Queridos hermanos y hermanas en Cristo Señor: «junto con vosotros deseo elevar un canto de gratitud a la Divina Providencia, que me permite hoy estar aquí como peregrino». Con estas palabras, hace 27 años, comenzó su homilía en Varsovia mi querido predecesor, Juan Pablo II. Las hago mías y doy gracias al Señor que me ha concedido poder llegar hoy a esta histórica Plaza. Aquí, en la vigilia de Pentecostés, Juan Pablo II pronunciaba las significativas palabras de la oración: «Que baje tu Espíritu y renueve la faz de la tierra». Y añadió, «¡De esta tierra!». En este mismo lugar fue despedido en una solemne ceremonia fúnebre el gran primado de Polonia, el cardenal Stefan Wyszynski, de quien en estos días recordamos el vigésimo quinto aniversario de su muerte.
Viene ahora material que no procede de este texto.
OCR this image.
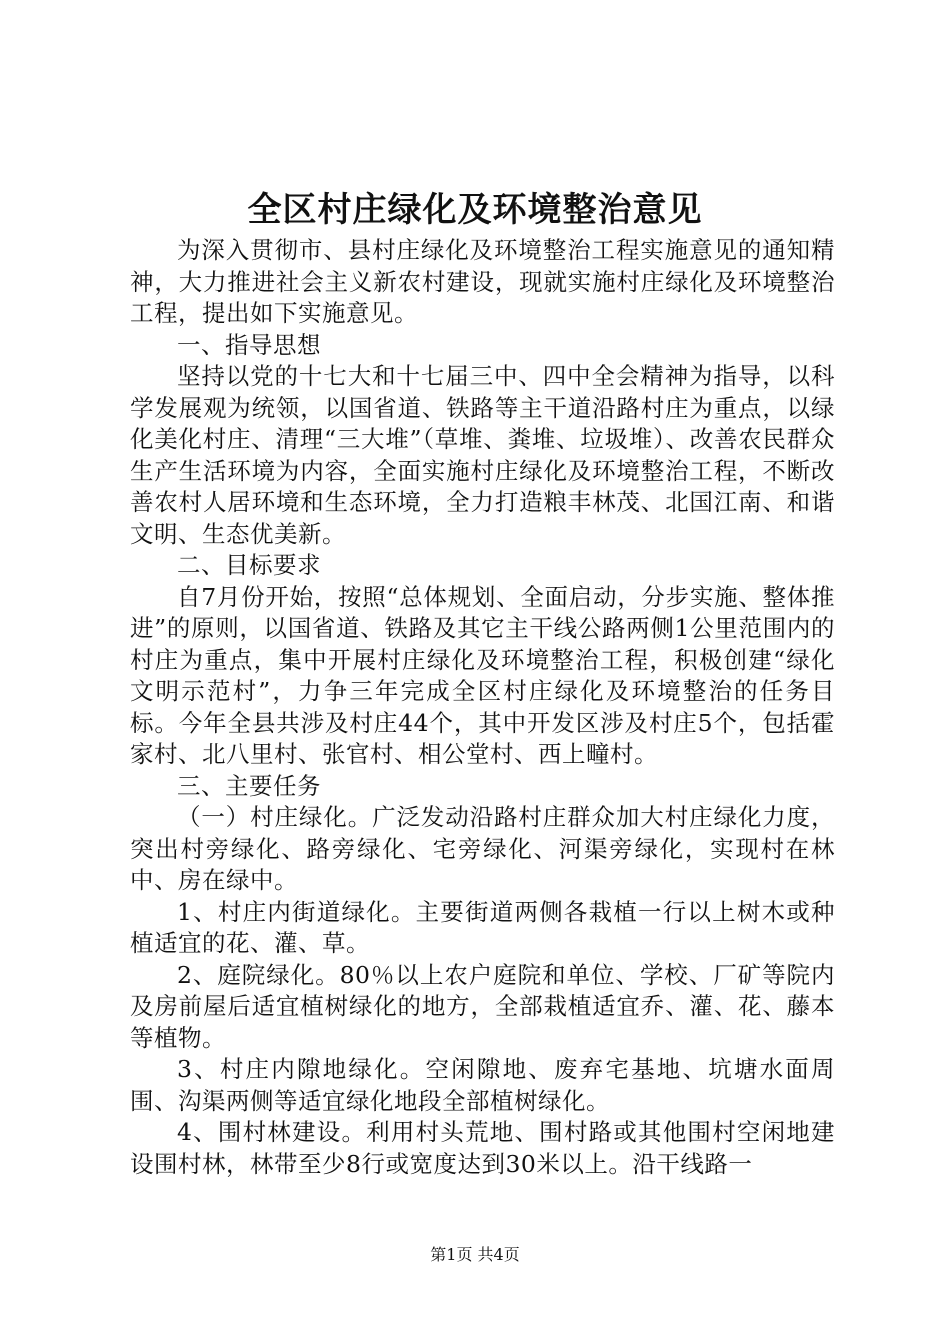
全区村庄绿化及环境整治意见

为深入贯彻市、县村庄绿化及环境整治工程实施意见的通知精神，大力推进社会主义新农村建设，现就实施村庄绿化及环境整治工程，提出如下实施意见。

一、指导思想

坚持以党的十七大和十七届三中、四中全会精神为指导，以科学发展观为统领，以国省道、铁路等主干道沿路村庄为重点，以绿化美化村庄、清理“三大堆”（草堆、粪堆、垃圾堆）、改善农民群众生产生活环境为内容，全面实施村庄绿化及环境整治工程，不断改善农村人居环境和生态环境，全力打造粮丰林茂、北国江南、和谐文明、生态优美新。

二、目标要求

自7月份开始，按照“总体规划、全面启动，分步实施、整体推进”的原则，以国省道、铁路及其它主干线公路两侧1公里范围内的村庄为重点，集中开展村庄绿化及环境整治工程，积极创建“绿化文明示范村”，力争三年完成全区村庄绿化及环境整治的任务目标。今年全县共涉及村庄44个，其中开发区涉及村庄5个，包括霍家村、北八里村、张官村、相公堂村、西上疃村。

三、主要任务

（一）村庄绿化。广泛发动沿路村庄群众加大村庄绿化力度，突出村旁绿化、路旁绿化、宅旁绿化、河渠旁绿化，实现村在林中、房在绿中。

1、村庄内街道绿化。主要街道两侧各栽植一行以上树木或种植适宜的花、灌、草。

2、庭院绿化。80％以上农户庭院和单位、学校、厂矿等院内及房前屋后适宜植树绿化的地方，全部栽植适宜乔、灌、花、藤本等植物。

3、村庄内隙地绿化。空闲隙地、废弃宅基地、坑塘水面周围、沟渠两侧等适宜绿化地段全部植树绿化。

4、围村林建设。利用村头荒地、围村路或其他围村空闲地建设围村林，林带至少8行或宽度达到30米以上。沿干线路一

第1页 共4页
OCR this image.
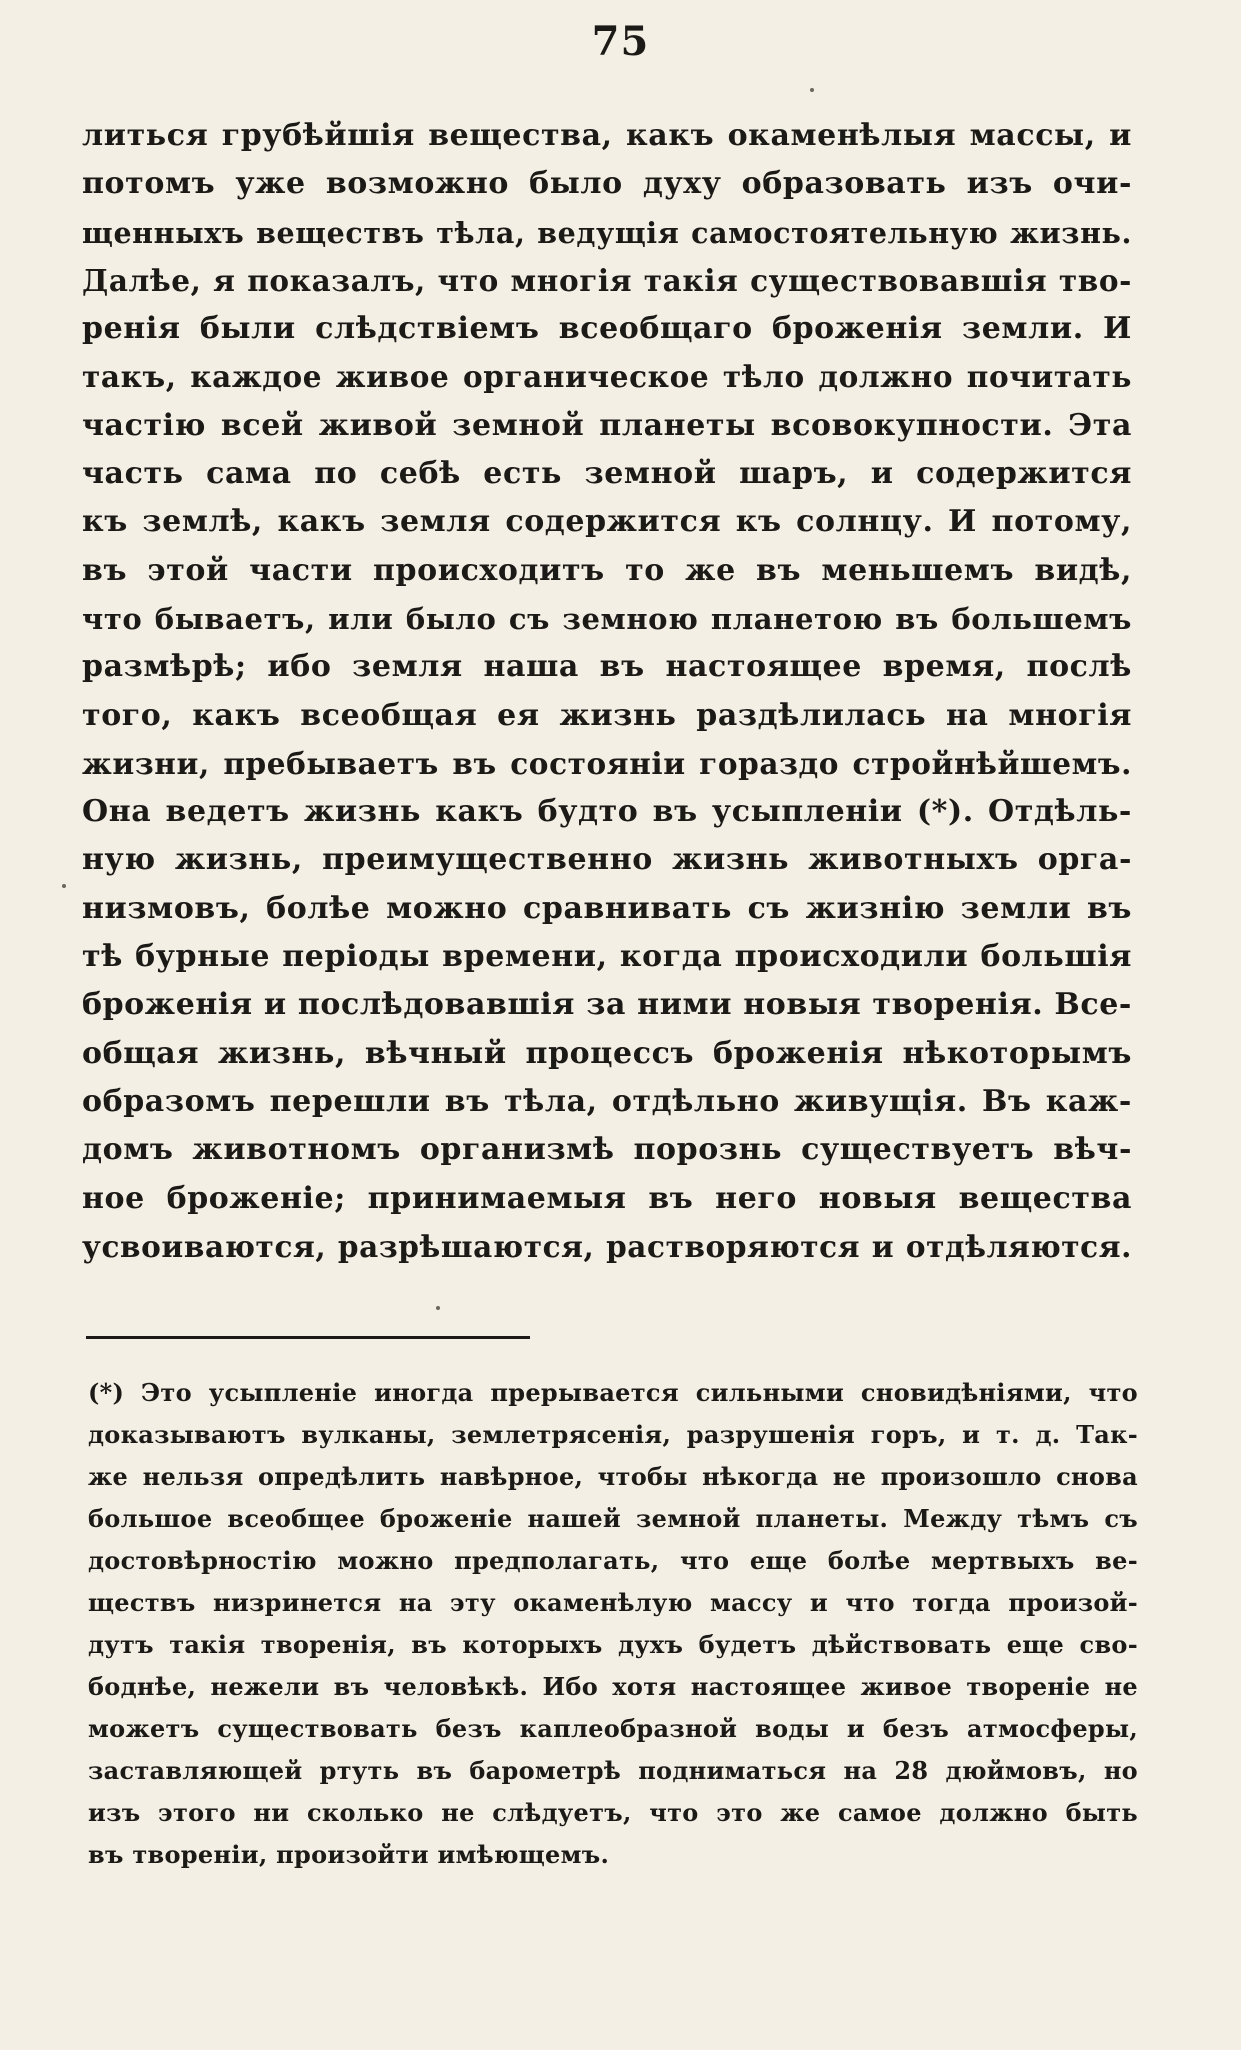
75
литься грубѣйшія вещества, какъ окаменѣлыя массы, и
потомъ уже возможно было духу образовать изъ очи-
щенныхъ веществъ тѣла, ведущія самостоятельную жизнь.
Далѣе, я показалъ, что многія такія существовавшія тво-
ренія были слѣдствіемъ всеобщаго броженія земли. И
такъ, каждое живое органическое тѣло должно почитать
частію всей живой земной планеты всовокупности. Эта
часть сама по себѣ есть земной шаръ, и содержится
къ землѣ, какъ земля содержится къ солнцу. И потому,
въ этой части происходитъ то же въ меньшемъ видѣ,
что бываетъ, или было съ земною планетою въ большемъ
размѣрѣ; ибо земля наша въ настоящее время, послѣ
того, какъ всеобщая ея жизнь раздѣлилась на многія
жизни, пребываетъ въ состояніи гораздо стройнѣйшемъ.
Она ведетъ жизнь какъ будто въ усыпленіи (*). Отдѣль-
ную жизнь, преимущественно жизнь животныхъ орга-
низмовъ, болѣе можно сравнивать съ жизнію земли въ
тѣ бурные періоды времени, когда происходили большія
броженія и послѣдовавшія за ними новыя творенія. Все-
общая жизнь, вѣчный процессъ броженія нѣкоторымъ
образомъ перешли въ тѣла, отдѣльно живущія. Въ каж-
домъ животномъ организмѣ порознь существуетъ вѣч-
ное броженіе; принимаемыя въ него новыя вещества
усвоиваются, разрѣшаются, растворяются и отдѣляются.
(*) Это усыпленіе иногда прерывается сильными сновидѣніями, что
доказываютъ вулканы, землетрясенія, разрушенія горъ, и т. д. Так-
же нельзя опредѣлить навѣрное, чтобы нѣкогда не произошло снова
большое всеобщее броженіе нашей земной планеты. Между тѣмъ съ
достовѣрностію можно предполагать, что еще болѣе мертвыхъ ве-
ществъ низринется на эту окаменѣлую массу и что тогда произой-
дутъ такія творенія, въ которыхъ духъ будетъ дѣйствовать еще сво-
боднѣе, нежели въ человѣкѣ. Ибо хотя настоящее живое твореніе не
можетъ существовать безъ каплеобразной воды и безъ атмосферы,
заставляющей ртуть въ барометрѣ подниматься на 28 дюймовъ, но
изъ этого ни сколько не слѣдуетъ, что это же самое должно быть
въ твореніи, произойти имѣющемъ.
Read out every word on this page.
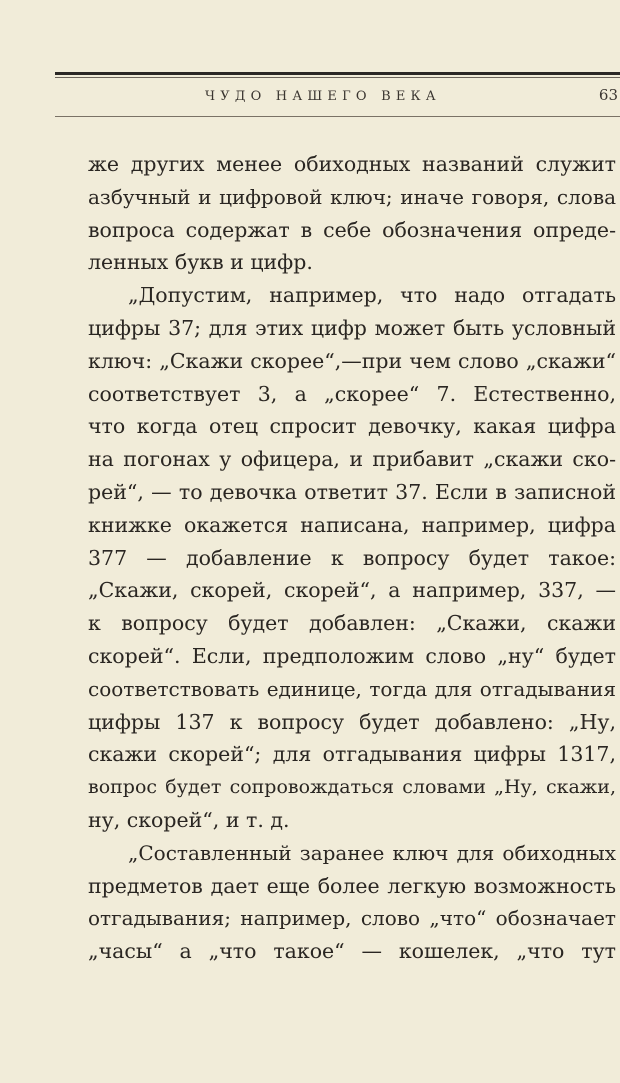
ЧУДО НАШЕГО ВЕКА	63
же других менее обиходных названий служит
азбучный и цифровой ключ; иначе говоря, слова
вопроса содержат в себе обозначения опреде-
ленных букв и цифр.
„Допустим, например, что надо отгадать
цифры 37; для этих цифр может быть условный
ключ: „Скажи скорее“,—при чем слово „скажи“
соответствует 3, а „скорее“ 7. Естественно,
что когда отец спросит девочку, какая цифра
на погонах у офицера, и прибавит „скажи ско-
рей“, — то девочка ответит 37. Если в записной
книжке окажется написана, например, цифра
377 — добавление к вопросу будет такое:
„Скажи, скорей, скорей“, а например, 337, —
к вопросу будет добавлен: „Скажи, скажи
скорей“. Если, предположим слово „ну“ будет
соответствовать единице, тогда для отгадывания
цифры 137 к вопросу будет добавлено: „Ну,
скажи скорей“; для отгадывания цифры 1317,
вопрос будет сопровождаться словами „Ну, скажи,
ну, скорей“, и т. д.
„Составленный заранее ключ для обиходных
предметов дает еще более легкую возможность
отгадывания; например, слово „что“ обозначает
„часы“ а „что такое“ — кошелек, „что тут
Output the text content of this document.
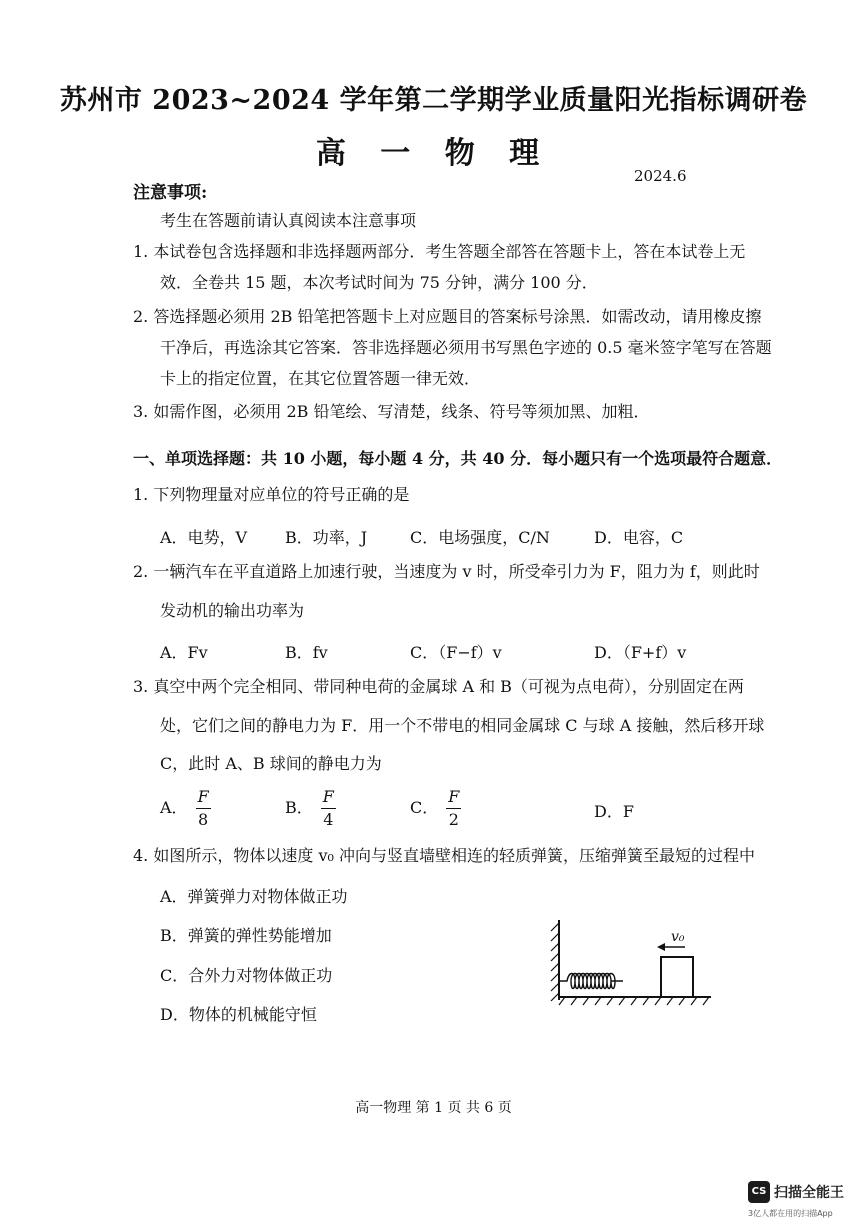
苏州市 2023~2024 学年第二学期学业质量阳光指标调研卷
高 一 物 理
2024.6
注意事项:
考生在答题前请认真阅读本注意事项
1. 本试卷包含选择题和非选择题两部分．考生答题全部答在答题卡上，答在本试卷上无
效．全卷共 15 题，本次考试时间为 75 分钟，满分 100 分．
2. 答选择题必须用 2B 铅笔把答题卡上对应题目的答案标号涂黑．如需改动，请用橡皮擦
干净后，再选涂其它答案．答非选择题必须用书写黑色字迹的 0.5 毫米签字笔写在答题
卡上的指定位置，在其它位置答题一律无效．
3. 如需作图，必须用 2B 铅笔绘、写清楚，线条、符号等须加黑、加粗．
一、单项选择题：共 10 小题，每小题 4 分，共 40 分．每小题只有一个选项最符合题意．
1. 下列物理量对应单位的符号正确的是
A．电势，V B．功率，J	C．电场强度，C/N	D．电容，C
2. 一辆汽车在平直道路上加速行驶，当速度为 v 时，所受牵引力为 F，阻力为 f，则此时
发动机的输出功率为
A．Fv	B．fv	C．（F−f）v	D．（F+f）v
3. 真空中两个完全相同、带同种电荷的金属球 A 和 B（可视为点电荷），分别固定在两
处，它们之间的静电力为 F．用一个不带电的相同金属球 C 与球 A 接触，然后移开球
C，此时 A、B 球间的静电力为
A． $\frac{F}{8}$	B． $\frac{F}{4}$	C． $\frac{F}{2}$	D．F
4. 如图所示，物体以速度 v₀ 冲向与竖直墙壁相连的轻质弹簧，压缩弹簧至最短的过程中
A．弹簧弹力对物体做正功
B．弹簧的弹性势能增加
C．合外力对物体做正功
D．物体的机械能守恒
v₀
高一物理 第 1 页 共 6 页
CS 扫描全能王
3亿人都在用的扫描App
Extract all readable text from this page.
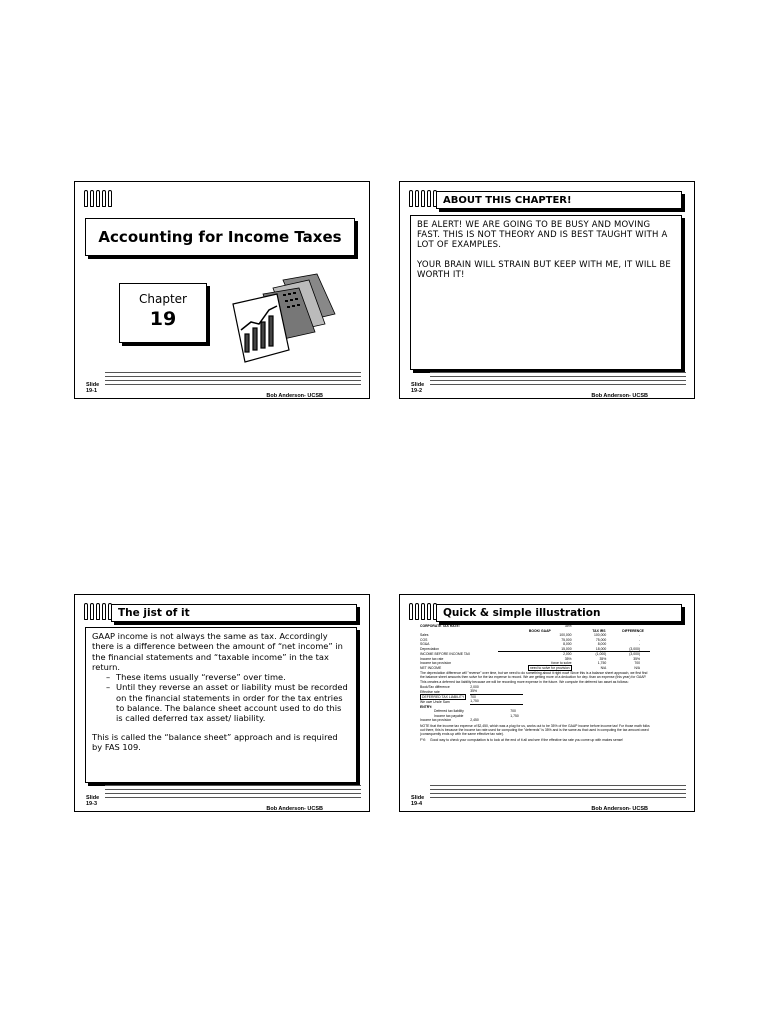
Accounting for Income Taxes
Chapter
19
Slide
19-1
Bob Anderson- UCSB
ABOUT THIS CHAPTER!

BE ALERT! WE ARE GOING TO BE BUSY AND MOVING FAST. THIS IS NOT THEORY AND IS BEST TAUGHT WITH A LOT OF EXAMPLES.

YOUR BRAIN WILL STRAIN BUT KEEP WITH ME, IT WILL BE WORTH IT!

Slide
19-2
Bob Anderson- UCSB
The jist of it

GAAP income is not always the same as tax. Accordingly there is a difference between the amount of “net income” in the financial statements and “taxable income” in the tax return.

– These items usually “reverse” over time.
– Until they reverse an asset or liability must be recorded on the financial statements in order for the tax entries to balance. The balance sheet account used to do this is called deferred tax asset/ liability.

This is called the “balance sheet” approach and is required by FAS 109.

Slide
19-3
Bob Anderson- UCSB
Quick & simple illustration
CORPORATE TAX RATE:	35%		
	BOOK/ GAAP	TAX IRS	DIFFERENCE
Sales	100,000	100,000	-
COS	75,000	75,000	-
SG&A	8,000	8,000	-
Depreciation	15,000	18,000	(3,000)
INCOME BEFORE INCOME TAX	2,000	(1,000)	(3,000)
Income tax rate	35%	35%	35%
Income tax provision	force to solve	1,750	700
NET INCOME	need to solve for provision	N/A	N/A

The depreciation difference will "reverse" over time, but we need to do something about it right now! Since this is a balance sheet approach, we first find the balance sheet amounts then solve for the tax expense to record. We are getting more of a deduction for dep. than an expense (this year) for GAAP. This creates a deferred tax liability because we will be recording more expense in the future. We compute the deferred tax asset as follows:

Book/Tax difference	2,000
Effective rate	35%
DEFERRED TAX LIABILITY	700
We owe Uncle Sam	1,750
ENTRY:	
Deferred tax liability	700
Income tax payable	1,750
Income tax provision	2,450

NOTE that the income tax expense of $2,450, which was a plug for us, works out to be 35% of the GAAP income before income tax! For those math folks out there, this is because the income tax rate used for computing the "deferreds" is 35% and is the same as that used in computing the tax amount owed (consequently ends up with the same effective tax rate).

FYI: Good way to check your computation is to look at the end of it all and see if the effective tax rate you come up with makes sense!

Slide
19-4
Bob Anderson- UCSB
Dios unió a estas dos personas no sólo mediante la misma fe, la misma esperanza y el mismo amor, sino también mediante las mismas vivencias humanas, que unieron a ambos íntimamente con la historia de este pueblo y de la Iglesia que vive en él.

Al inicio de su pontificado, Juan Pablo II escribió al cardenal Wyszynski: «En la Sede de Pedro no estaría este Papa polaco, que hoy lleno de temor de Dios, pero también de confianza, comienza el nuevo pontificado, sin tu fe, que no se doblegó ante la prisión y el sufrimiento, sin tu heroica esperanza, sin tu confianza hasta el final en la Madre de la Iglesia; sin Jasna Góra y sin todo este período de historia de la Iglesia en nuestra Patria, ligado a tu servicio de obispo y de primado» (Carta de Juan Pablo II a los polacos, 23 de octubre de 1978). ¿Cómo no dar gracias a Dios por lo que sucedió en vuestra patria, en el mundo entero, durante el pontificado de Juan Pablo II? Ante nuestros ojos han tenido lugar cambios de enteros sistemas políticos, económicos y sociales. La gente de varios países ha reconquistado la libertad y el sentido de la dignidad. «No olvidemos las grandes obras de Dios» (Cf. Salmo 78, 7). Yo también os doy las gracias por vuestra presencia y por vuestra oración. Gracias al cardenal primado por las palabras que me ha dirigido. Saludo a todos los obispos aquí presentes. Me alegra el ver la participación del señor presidente y de las autoridades estatales y locales. Abrazo con el corazón a todos los polacos que viven en la patria y en el extranjero.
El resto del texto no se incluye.